Non si può dire che uno sia più bello dell’altro, ma non si possono negare le differenze. L’Annapurna è più equilibrato, più fotogenico e graduale. Il Khumbu è più duro, d’impatto e a volte difficile da apprezzare. Entrambi da vedere. La neve gioca un ruolo importante a livello visivo, ma la stagione detta quando questa sarà presente. Nel mese di Marzo, l’Annapurna era completamente bianco oltre i 3.500 metri, mentre nel mese di Aprile la strada per l’Everest era pulita ed asciutta oltre i 5.000.

La Scelta

Tra gli altri fattori da considerare si potrebbe inserire il numero di persone che si incontreranno sul percorso e i costi. Entrambi sono percorsi popolari sui quali migliaia di persone camminano ogni anno. Essendo un circuito però, sull’Annapurna non si sentirà mai l’affollamento, in quanto tutte le persone camminano nello stesso senso.
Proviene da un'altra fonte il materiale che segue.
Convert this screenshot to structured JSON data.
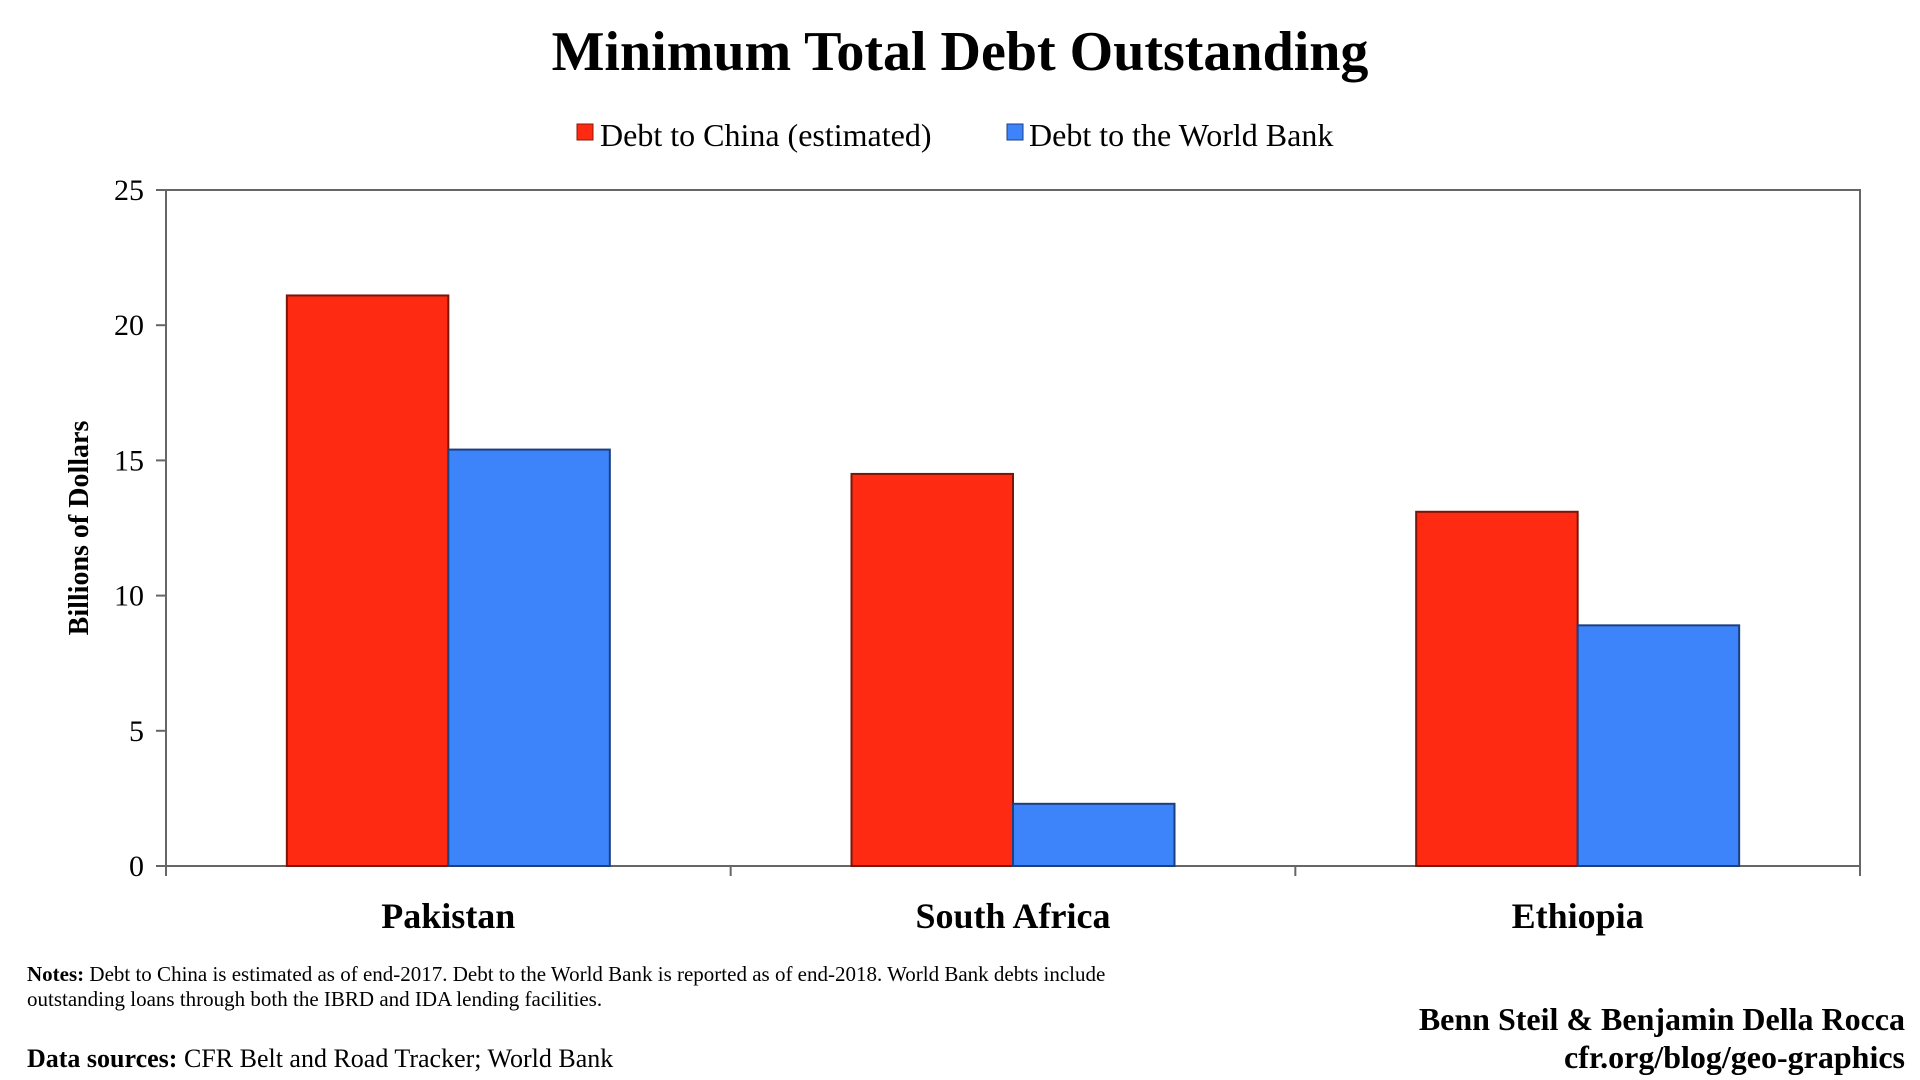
{
  "chart_data": {
    "type": "bar",
    "title": "Minimum Total Debt Outstanding",
    "ylabel": "Billions of Dollars",
    "xlabel": "",
    "categories": [
      "Pakistan",
      "South Africa",
      "Ethiopia"
    ],
    "series": [
      {
        "name": "Debt to China (estimated)",
        "color": "#ff2a12",
        "values": [
          21.1,
          14.5,
          13.1
        ]
      },
      {
        "name": "Debt to the World Bank",
        "color": "#3d84fb",
        "values": [
          15.4,
          2.3,
          8.9
        ]
      }
    ],
    "ylim": [
      0,
      25
    ],
    "yticks": [
      "0",
      "5",
      "10",
      "15",
      "20",
      "25"
    ],
    "grid": false,
    "legend_position": "top-center"
  },
  "footer": {
    "notes_label": "Notes:",
    "notes_text": "Debt to China is estimated as of end-2017. Debt to the World Bank is reported as of end-2018. World Bank debts include outstanding loans through both the IBRD and IDA lending facilities.",
    "sources_label": "Data sources:",
    "sources_text": "CFR Belt and Road Tracker; World Bank",
    "credit_authors": "Benn Steil & Benjamin Della Rocca",
    "credit_url": "cfr.org/blog/geo-graphics"
  }
}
Si potrebbe non incontrare nessuno durante il giorno, e trovarsi in un rifugio pieno in serata. La tratta da Lukla al campo base è invece una strada trafficata in cui è difficile evitare i grandi gruppi organizzati. È facile da evitare però, almeno in parte, svolgendo alcuni dei percorsi meno battuti e magari usando la strada principale solo per parte del ritorno. Al contrario nel pezzo iniziale, da Jiri a Lukla, è probabile non incontrare altri turisti per giorni di seguito. In pochi camminano qui, e ancora meno lo fanno sia all’andata che al ritorno.

I costi sono più elevati sull’Everest. Come regola generale dormire non costa quasi niente (massimo un paio di dollari a testa), ma è sul mangiare che i rifugi guadagnano. Più si sale e più i costi aumentano dato che tutti gli ingredienti sono trasportati a piedi. Nel punto più alto dell’Annapurna un Dal Bhat costa tra i 4 e i 5 dollari, mentre sull’Everest 6 o 7. Ci si può aspettare di spendere circa il 30-40% in più sull’Everest per cibo, doccia ed elettricità. Rimangono comunque prezzi accessibili, e si può rientrare facilmente in un budget di 15 dollari al giorno.

Una scelta è difficile da fare e quando possibile, non andrebbe fatta: ognuno dei due trekking vale le energie che costa. L’Annapurna è forse una scelta migliore per chi si trova ad affrontare questa esperienza per la prima volta, in quanto è più facile, meno intenso e si passa meno tempo in altitudini elevate. L’Everest però rimane un simbolo e la tentazione di poter dire “ci sono stato” è grande, ma partendo da Jiri si ha davanti un’avventura lunga e fisicamente provante.